Nastri, una favola post-rock – Stefano Solventi @nellogiovane69 #Nastri

Nastri, una favola post-rock – Stefano Solventi

 

Nastri” ha davvero poco della favola e non avevo notato l’ironia del sottotitolo finché non l’ho scritto qui sopra prima di esporvi le mie personali sensazioni. Il romanzo distopico è per certi versi un genere a me nuovo (posso annoverare soltanto “Fahrenheit 451”, letto tra l’altro anni fa); sono stata attratta principalmente dal tema musicale che fa da sfondo al libro, ma devo ammettere che la curiosità è stata premiata donandomi una lettura che non posso definire piacevole (per il terrore che incute il contenuto, s’intende!), ma certamente scorrevole e incuriosita.

A mio avviso, la forza del romanzo risiede nei dialoghi e nella caratterizzazione dei personaggi che da questi emerge prepotentemente.

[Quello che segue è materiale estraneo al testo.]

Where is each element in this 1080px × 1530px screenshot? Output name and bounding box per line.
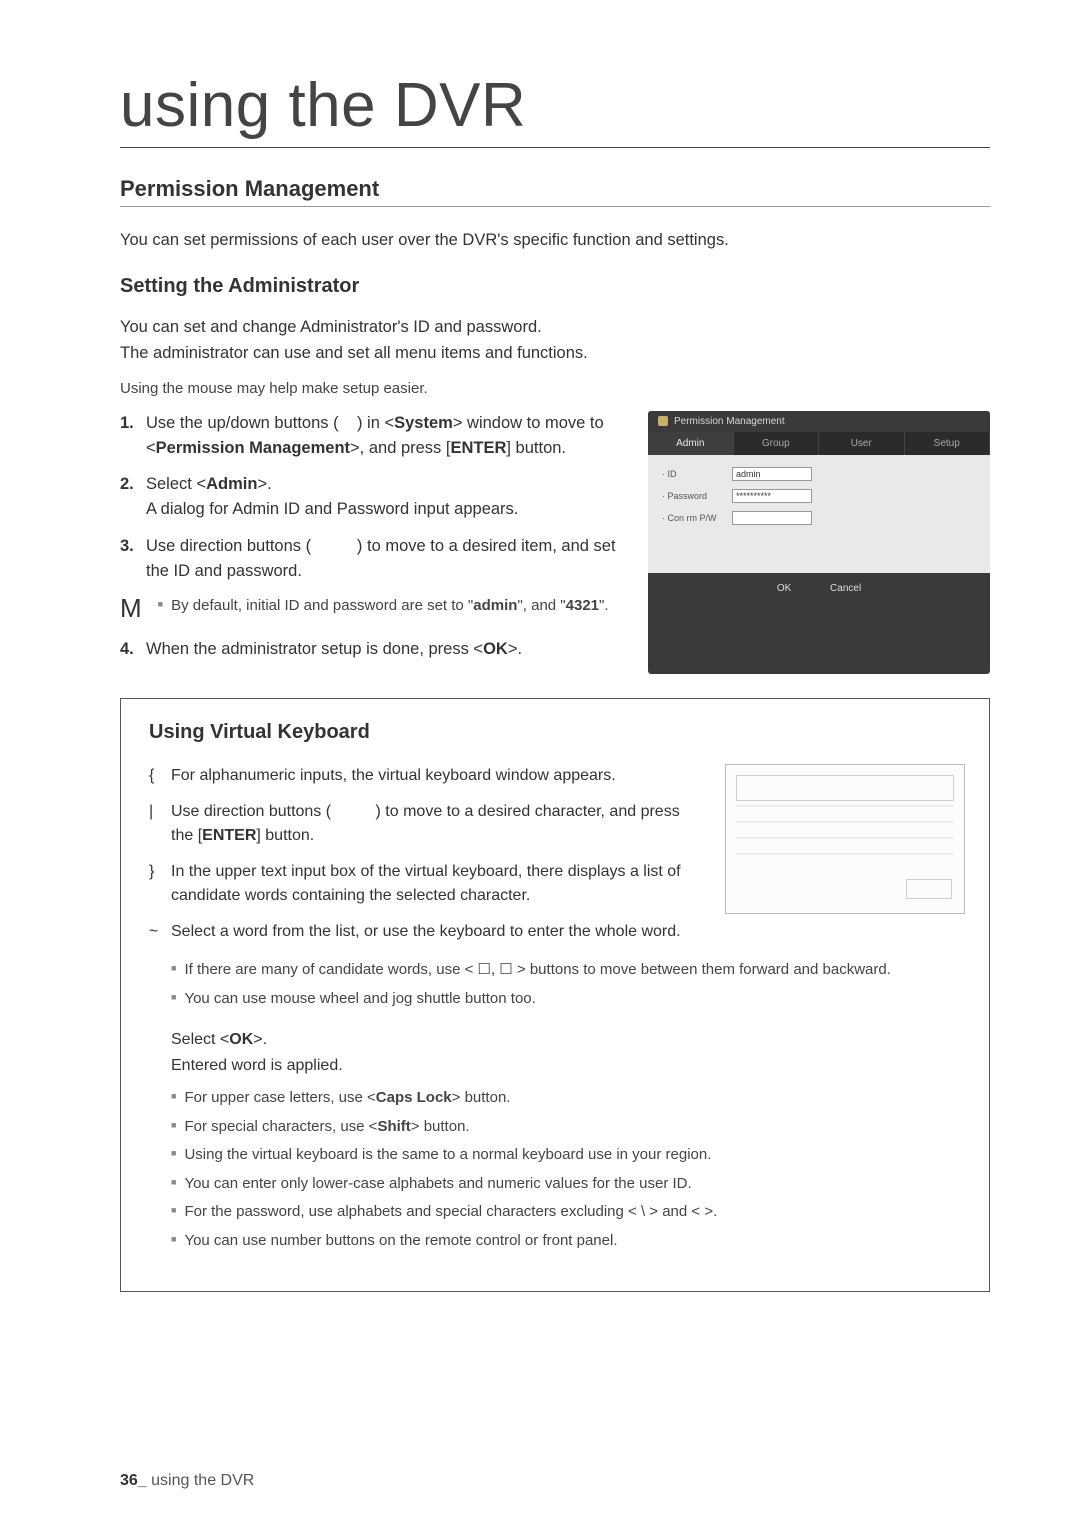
vk-item-2: |Use direction buttons ( ) to move to a … bbox=[149, 800, 705, 848]
note-icon: M bbox=[120, 595, 142, 621]
vk-heading: Using Virtual Keyboard bbox=[149, 721, 965, 744]
user-icon bbox=[658, 416, 668, 426]
virtual-keyboard-illustration bbox=[725, 764, 965, 914]
vk-select-ok: Select <OK>. bbox=[171, 1027, 965, 1053]
step-3: 3. Use direction buttons ( ) to move to … bbox=[120, 534, 622, 584]
pw-input[interactable]: ********** bbox=[732, 489, 812, 503]
vk-sub1-0: If there are many of candidate words, us… bbox=[171, 956, 965, 985]
vk-item-3: }In the upper text input box of the virt… bbox=[149, 860, 705, 908]
ok-button[interactable]: OK bbox=[763, 581, 805, 596]
pw-label: · Password bbox=[662, 491, 722, 501]
vk-item-4: ~Select a word from the list, or use the… bbox=[149, 920, 965, 944]
vk-sub2-0: For upper case letters, use <Caps Lock> … bbox=[171, 1084, 965, 1113]
tab-user[interactable]: User bbox=[819, 432, 905, 455]
screenshot-title: Permission Management bbox=[674, 416, 785, 427]
vk-sub2-2: Using the virtual keyboard is the same t… bbox=[171, 1141, 965, 1170]
vk-sub2-1: For special characters, use <Shift> butt… bbox=[171, 1113, 965, 1142]
default-note: M By default, initial ID and password ar… bbox=[120, 595, 622, 621]
vk-sub2-3: You can enter only lower-case alphabets … bbox=[171, 1170, 965, 1199]
tab-admin[interactable]: Admin bbox=[648, 432, 734, 455]
admin-heading: Setting the Administrator bbox=[120, 275, 990, 298]
vk-sub2-5: You can use number buttons on the remote… bbox=[171, 1227, 965, 1256]
step-2: 2. Select <Admin>.A dialog for Admin ID … bbox=[120, 472, 622, 522]
vk-sub2-4: For the password, use alphabets and spec… bbox=[171, 1198, 965, 1227]
step-4: 4. When the administrator setup is done,… bbox=[120, 637, 622, 662]
vk-entered: Entered word is applied. bbox=[171, 1053, 965, 1079]
admin-p1: You can set and change Administrator's I… bbox=[120, 316, 990, 340]
id-label: · ID bbox=[662, 469, 722, 479]
step-1: 1. Use the up/down buttons ( ) in <Syste… bbox=[120, 411, 622, 461]
confirm-label: · Con rm P/W bbox=[662, 513, 722, 523]
cancel-button[interactable]: Cancel bbox=[816, 581, 875, 596]
virtual-keyboard-box: Using Virtual Keyboard {For alphanumeric… bbox=[120, 698, 990, 1292]
tab-setup[interactable]: Setup bbox=[905, 432, 991, 455]
section-intro: You can set permissions of each user ove… bbox=[120, 229, 990, 253]
vk-sub1-1: You can use mouse wheel and jog shuttle … bbox=[171, 985, 965, 1014]
confirm-input[interactable] bbox=[732, 511, 812, 525]
screenshot-permission: Permission Management Admin Group User S… bbox=[648, 411, 990, 674]
admin-p2: The administrator can use and set all me… bbox=[120, 342, 990, 366]
mouse-note: Using the mouse may help make setup easi… bbox=[120, 380, 990, 397]
tab-group[interactable]: Group bbox=[734, 432, 820, 455]
section-heading: Permission Management bbox=[120, 176, 990, 207]
page-footer: 36_ using the DVR bbox=[120, 1472, 254, 1490]
page-title: using the DVR bbox=[120, 70, 990, 148]
id-input[interactable]: admin bbox=[732, 467, 812, 481]
vk-item-1: {For alphanumeric inputs, the virtual ke… bbox=[149, 764, 705, 788]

C’è una tensione emotiva costante che contrasta con le descrizioni statiche dell’ambientazione, grigia e cupa, che lascia poco all’immaginazione (ma com’è che c’è sempre il vento, eh Stefano?? Di certo sottolinea ulteriormente l’asperità del contesto!). L’azione si svolge in poco più di un mese, ma la narrazione è intervallata e corredata di informazioni che preparano il terreno del racconto attraverso l’ufficialità delle fonti (comunicati stampa, articoli di variegate testate giornalistiche e pubblicazioni governative) che coprono un arco temporale di decenni antecedenti al tempo della narrazione, proprio a volerne strutturare l’evoluzione, o meglio l’involuzione della società dipinta ed esperita dai personaggi. E tanto di cappello per il colpo di scena finale! (Mi ha fatto pensare a un film di Luc Besson di qualche tempo fa: come ce la vedi Milla Jovovich nei panni di Polly? 🙂)

Personalmente non riuscirei a sopravvivere in un mondo senza musica, sarebbe una privazione al mio stesso essere, quindi oltre che augurarmi di non dovermi mai trovare in un tale abietto regime, non posso far altro che consigliarne caldamente la lettura per esorcizzare e scongiurare una tale eventualità.

Complimenti, Stefano! Non sarei mai in grado di partorire una dovizia di dettagli come la tua. Mi hai affascinato e ho goduto immensamente delle citazioni rockettare. Ben fatto!

Un paio di appunti/osservazioni: nel mio testo non compare il numerino del capitolo 8: è una semplice omissione di stampa o cela qualche altro significato? Inoltre, l’ultimo comunicato a chiusura del testo è datato 28 marzo 2052 riferendosi all’avvenimento “avvenuto nella tarda serata di ieri” che nel racconto riguarda palesemente il 27 febbraio dello stesso anno. Sono io che non colgo qualcosa?

Owlina

Europa, 2052. Venti anni dopo una catastrofica epidemia che ha ucciso milioni di persone, il Vecchio Continente si è risollevato. La criminalità è ridotta quasi a zero e l’economia garantisce piena occupazione. In una società le cui regole sono dettate dalla Convenzione – che ha limitato Internet, vietato alcool e tabacco, sconfitto il traffico di stupefacenti e messo al bando la musica rock – la ventenne Polly tenta di scoprire il contenuto di cinque nastri ricevuti in eredità dal padre. Assieme a Samanta, una millennial che si guadagna da vivere come donna delle pulizie d’alto bordo, entrerà in contatto con le inquietudini e le contraddizioni di una cultura sotterranea, desiderosa di emergere e sovvertire.